In a victory for the Department of Labor, a federal judge Friday rejected an attempt by an insurance trade group to strike down its new fiduciary rule for retirement advice.
In the first court decision involving a legal challenge to the DOL rule, U.S. district judge Randolph Moss in Washington, D.C., turned back the
challenge brought by the National Association for Fixed Annuities.
In addition to seeking a preliminary injunction to delay the implementation date, NAFA also was asking the court to vacate and set aside the fiduciary rule and its associated exemptions.
“The court will deny NAFA's motions for a preliminary injunction and for summary judgment and will grant the [Labor] Department's cross-motion for summary judgment,” wrote the judge in
a memorandum opinion.
Secretary of Labor Thomas Perez, named in the suit, called the ruling "a win for working Americans who simply want a secure retirement."

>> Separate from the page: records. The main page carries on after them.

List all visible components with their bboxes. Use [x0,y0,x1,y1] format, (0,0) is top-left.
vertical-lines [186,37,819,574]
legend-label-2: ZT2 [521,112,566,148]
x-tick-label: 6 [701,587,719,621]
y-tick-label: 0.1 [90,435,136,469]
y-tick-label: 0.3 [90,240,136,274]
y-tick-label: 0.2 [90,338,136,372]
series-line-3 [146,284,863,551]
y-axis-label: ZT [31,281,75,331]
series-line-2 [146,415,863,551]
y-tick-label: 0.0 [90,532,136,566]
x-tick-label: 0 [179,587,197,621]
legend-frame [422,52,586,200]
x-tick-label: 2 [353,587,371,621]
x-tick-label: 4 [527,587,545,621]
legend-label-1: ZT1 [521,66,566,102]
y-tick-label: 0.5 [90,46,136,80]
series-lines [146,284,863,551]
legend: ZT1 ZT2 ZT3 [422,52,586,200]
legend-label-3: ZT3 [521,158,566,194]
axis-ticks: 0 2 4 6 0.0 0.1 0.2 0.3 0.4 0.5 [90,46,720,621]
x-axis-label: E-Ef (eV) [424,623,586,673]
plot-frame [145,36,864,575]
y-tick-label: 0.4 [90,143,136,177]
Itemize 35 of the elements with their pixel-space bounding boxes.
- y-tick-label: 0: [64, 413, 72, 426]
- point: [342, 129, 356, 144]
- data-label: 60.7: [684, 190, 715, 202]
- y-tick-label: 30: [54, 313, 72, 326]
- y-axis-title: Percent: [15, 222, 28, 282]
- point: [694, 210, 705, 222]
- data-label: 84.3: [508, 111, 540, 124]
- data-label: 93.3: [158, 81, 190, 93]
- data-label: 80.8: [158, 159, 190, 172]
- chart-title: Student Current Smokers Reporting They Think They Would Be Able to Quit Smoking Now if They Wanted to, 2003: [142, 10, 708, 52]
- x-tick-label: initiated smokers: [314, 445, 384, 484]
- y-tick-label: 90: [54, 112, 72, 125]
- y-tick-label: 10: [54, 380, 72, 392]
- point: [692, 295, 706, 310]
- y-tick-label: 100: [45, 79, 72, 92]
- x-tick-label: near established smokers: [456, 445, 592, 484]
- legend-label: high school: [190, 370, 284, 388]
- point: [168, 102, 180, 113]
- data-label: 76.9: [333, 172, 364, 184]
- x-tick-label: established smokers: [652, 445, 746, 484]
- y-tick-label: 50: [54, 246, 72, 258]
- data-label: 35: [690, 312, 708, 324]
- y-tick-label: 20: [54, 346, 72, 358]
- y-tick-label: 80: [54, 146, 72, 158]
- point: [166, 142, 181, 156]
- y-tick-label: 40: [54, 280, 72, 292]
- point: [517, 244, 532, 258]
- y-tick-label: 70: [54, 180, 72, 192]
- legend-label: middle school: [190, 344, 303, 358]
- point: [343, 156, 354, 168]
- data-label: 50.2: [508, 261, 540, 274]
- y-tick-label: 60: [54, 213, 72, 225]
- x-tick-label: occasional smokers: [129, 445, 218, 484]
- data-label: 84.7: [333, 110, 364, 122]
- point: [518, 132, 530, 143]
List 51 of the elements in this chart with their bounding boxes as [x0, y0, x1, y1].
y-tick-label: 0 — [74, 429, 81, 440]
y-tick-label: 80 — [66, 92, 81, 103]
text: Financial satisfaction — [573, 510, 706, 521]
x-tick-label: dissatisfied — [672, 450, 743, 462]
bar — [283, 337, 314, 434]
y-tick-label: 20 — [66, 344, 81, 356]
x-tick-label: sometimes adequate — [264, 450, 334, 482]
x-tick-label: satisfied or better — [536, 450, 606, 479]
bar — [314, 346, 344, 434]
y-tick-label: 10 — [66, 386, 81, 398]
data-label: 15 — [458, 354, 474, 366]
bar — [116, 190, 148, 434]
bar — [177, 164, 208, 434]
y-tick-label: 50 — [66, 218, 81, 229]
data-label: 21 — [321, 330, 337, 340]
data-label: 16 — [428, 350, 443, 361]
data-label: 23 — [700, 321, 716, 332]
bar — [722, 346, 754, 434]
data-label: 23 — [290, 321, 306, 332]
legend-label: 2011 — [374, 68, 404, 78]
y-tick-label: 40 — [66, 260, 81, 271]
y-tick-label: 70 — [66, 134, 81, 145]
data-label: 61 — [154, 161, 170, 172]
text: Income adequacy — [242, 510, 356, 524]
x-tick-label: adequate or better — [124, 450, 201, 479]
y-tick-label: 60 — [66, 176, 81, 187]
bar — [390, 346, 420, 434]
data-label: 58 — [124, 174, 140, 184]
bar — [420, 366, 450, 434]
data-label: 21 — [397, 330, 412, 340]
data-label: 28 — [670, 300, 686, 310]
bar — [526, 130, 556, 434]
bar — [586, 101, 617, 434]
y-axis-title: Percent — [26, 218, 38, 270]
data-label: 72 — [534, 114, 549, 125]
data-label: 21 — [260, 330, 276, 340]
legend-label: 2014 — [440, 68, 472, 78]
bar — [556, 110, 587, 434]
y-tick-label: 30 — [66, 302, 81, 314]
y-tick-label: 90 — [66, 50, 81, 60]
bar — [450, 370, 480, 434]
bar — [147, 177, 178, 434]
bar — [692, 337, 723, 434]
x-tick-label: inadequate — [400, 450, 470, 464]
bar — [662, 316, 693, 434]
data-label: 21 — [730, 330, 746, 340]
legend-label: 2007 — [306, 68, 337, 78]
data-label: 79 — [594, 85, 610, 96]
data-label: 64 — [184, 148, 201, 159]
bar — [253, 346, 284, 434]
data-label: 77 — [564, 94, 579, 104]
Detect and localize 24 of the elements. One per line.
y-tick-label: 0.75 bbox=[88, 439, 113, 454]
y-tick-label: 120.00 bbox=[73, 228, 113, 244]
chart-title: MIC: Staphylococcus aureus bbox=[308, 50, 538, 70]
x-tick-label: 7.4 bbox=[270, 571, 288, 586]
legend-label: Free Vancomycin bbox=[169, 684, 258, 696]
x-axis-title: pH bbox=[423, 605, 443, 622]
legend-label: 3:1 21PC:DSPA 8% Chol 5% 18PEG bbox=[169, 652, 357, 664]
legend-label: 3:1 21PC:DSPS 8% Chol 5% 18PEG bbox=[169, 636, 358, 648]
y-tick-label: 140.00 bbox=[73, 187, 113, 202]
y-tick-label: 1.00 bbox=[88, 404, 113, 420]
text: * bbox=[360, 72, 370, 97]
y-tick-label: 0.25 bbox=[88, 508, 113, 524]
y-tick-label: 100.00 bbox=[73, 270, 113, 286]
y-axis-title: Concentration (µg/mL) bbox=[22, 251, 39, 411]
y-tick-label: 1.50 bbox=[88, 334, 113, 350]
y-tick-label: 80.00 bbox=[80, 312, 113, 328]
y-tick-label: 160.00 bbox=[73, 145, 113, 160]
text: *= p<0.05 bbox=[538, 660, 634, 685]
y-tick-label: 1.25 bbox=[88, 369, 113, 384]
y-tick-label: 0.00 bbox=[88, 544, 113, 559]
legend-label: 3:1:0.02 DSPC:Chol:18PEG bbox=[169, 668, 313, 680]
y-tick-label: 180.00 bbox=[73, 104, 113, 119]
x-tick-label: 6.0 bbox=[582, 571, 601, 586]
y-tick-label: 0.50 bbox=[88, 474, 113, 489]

"The conflicts of interest rule was developed after substantial input from a variety of stakeholders, including the industry, and it will make sure that retirement savers receive advice that puts their interests first," he said in a statement Saturday. "I'm pleased that the court recognized the comprehensive and thoughtful process we used in crafting this rule."
NAFA had challenged the new rules “on numerous grounds,” according to the memorandum, including the new definition of fiduciary and a claim that the DOL had acted beyond its authority.
(More: A comprehensive, searchable database of advisers' fiduciary FAQs)
NAFA further contended that “the new rules will have catastrophic consequences for the fixed indexed annuities industry.”
Meeting the April 2017 deadline for initial implementation of the rule is "almost an impossibility for the industry," Chip Anderson, NAFA's executive director, told
InvestmentNews when the lawsuit was filed in June.
NAFA's operation manager, Bailey Sorensen, did not return a call late Friday to comment.
Steve Hall, the legal director for Better Markets, a consumer group, called the court decision a “huge victory for all Americans saving for a safe and secure retirement.”
The DOL and Mr. Perez still face
five lawsuits from firms and industry trade groups seeking to stop the new fiduciary rule.
Mr. Perez has publicly been very positive about the law standing up to court challenges.
“I'm very confident,” he told an audience in June at a National Press Club luncheon in Washington.
Mr. Perez said two factors weigh in favor of the regulation. First, as he reiterated in the statement Saturday, the DOL conducted an “inclusive and deliberate [regulatory] process” in which it sought extensive comments and modified the rule in response to criticisms.
Second, the regulation can stand on its merits, he said.